I slept for 10 hours last night out of pure exhaustion, waking up to a feeling of “this can’t be happening”.
I’ve been through some ups and downs in my freelance career and have come back from the brink several times. I’ve had record deals offered that fell through, jobs promised then pulled, a band that I managed fell apart leaving with me a debt of 21k. I remember being so poor that I couldn’t afford the bus fair to work and was counting out coppers from our penny pot. I’ve had a long term eating disorder, anxiety, loss of confidence – all of these things I’ve worked through and come out of. I remember not being able to feel happy for friends that were getting married, having babies, buying houses. I thought “this will never happen for me”.
The last two years however, have felt buoyant – the musical that I left a steady job to write has been coming along, I’ve taken risks that have paid off, and have been feeling more creative and more level in general. I have built up a thriving client base of London students – some came as a result of me grafting and promoting myself, some were loyal students I taught back in my college days, and more recently students being personally recommended, which is a lovely thing. It felt that I had found “my people” and I have been really happy working in this environment. I have also managed to put aside a small amount of savings that were going towards a first time buyer’s ISA. I’ve attempted to do this once already, but had to take the money out to pay for a family related emergency.
I’ve learned not to count my chickens before they’ve hatched, and always feel (however balanced I am) that the rug could be pulled from under my feet at any given moment. This has yet again proven to be the case with the recent outbreak of Coronavirus. You never know what is around the corner, sometimes it’s a career defining job offer or sometimes the roof falls in. I have been in a state of anxiety (as I know lots of people have) – the dramatic scenes of theatres closing, contracts being pulled, people being made unemployed. I felt overwhelmed, sick, shaky, couldn’t think straight.
This morning I woke up feeling emotionally exhausted but mentally OK. So much of what is happening is out of my hands. I can only do my best to stay afloat, stay down South as long as possible, hang on, sit tight, and hope that this boat rights itself. The reality is, that no one knows how the landscape is going to look in a few months time. I don’t know if I will still be in business, or if I will be having to uproot my family and move back up North. I don’t have anything to fall back on. I don’t own anything (apart from a 10-year old Micra lovingly known as The Chariot) oh and a Kawai piano (gotta get your priorities straight!). My small amount of savings will be put towards living, feeding my family, rent and bills, and then I will no doubt be borrowing money to stay afloat. I’m wondering how far down this rabbit hole we all will have to go before we can breathe again? Funny how the mundane normality of the life that once was, now seems so attractive. What will the new “normal” look like?
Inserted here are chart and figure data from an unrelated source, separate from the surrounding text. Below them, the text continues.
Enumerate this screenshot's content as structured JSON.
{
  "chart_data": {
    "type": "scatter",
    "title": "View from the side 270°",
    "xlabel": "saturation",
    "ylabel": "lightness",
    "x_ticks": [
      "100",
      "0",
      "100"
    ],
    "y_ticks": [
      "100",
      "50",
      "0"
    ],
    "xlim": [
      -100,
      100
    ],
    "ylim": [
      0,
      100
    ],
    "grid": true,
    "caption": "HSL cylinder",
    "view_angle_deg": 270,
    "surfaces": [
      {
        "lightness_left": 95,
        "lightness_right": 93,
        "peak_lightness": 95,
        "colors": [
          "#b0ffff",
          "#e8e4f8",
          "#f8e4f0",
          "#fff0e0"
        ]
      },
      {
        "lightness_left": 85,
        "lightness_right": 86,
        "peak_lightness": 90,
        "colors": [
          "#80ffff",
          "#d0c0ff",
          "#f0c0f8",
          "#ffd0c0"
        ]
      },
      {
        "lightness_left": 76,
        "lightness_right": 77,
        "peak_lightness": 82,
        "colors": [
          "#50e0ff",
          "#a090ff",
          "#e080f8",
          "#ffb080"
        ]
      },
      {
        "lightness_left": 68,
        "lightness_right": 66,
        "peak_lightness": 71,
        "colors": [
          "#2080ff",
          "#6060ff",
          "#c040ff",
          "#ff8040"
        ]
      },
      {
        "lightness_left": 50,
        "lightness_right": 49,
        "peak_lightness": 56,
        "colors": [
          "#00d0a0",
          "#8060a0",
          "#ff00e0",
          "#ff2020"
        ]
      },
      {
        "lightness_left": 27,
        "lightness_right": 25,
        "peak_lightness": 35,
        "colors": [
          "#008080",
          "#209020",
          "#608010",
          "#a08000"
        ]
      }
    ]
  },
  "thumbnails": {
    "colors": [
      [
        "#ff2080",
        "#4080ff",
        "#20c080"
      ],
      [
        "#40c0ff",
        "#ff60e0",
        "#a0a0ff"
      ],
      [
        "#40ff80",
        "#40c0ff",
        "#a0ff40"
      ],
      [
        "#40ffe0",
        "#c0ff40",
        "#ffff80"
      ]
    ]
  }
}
In the meantime, I am going to try to continue to nurture my soul, write, play the piano, sing, ride, spend quality time with my family and breathe into the situation. I don’t want to feel that my day to day happiness is dependent on a future that is as yet unknown. Thinking too far ahead serves no real purpose, and what will be will be at the end of the day. At least I’ll go out galloping through a field on horseback, singing at the top of my lungs!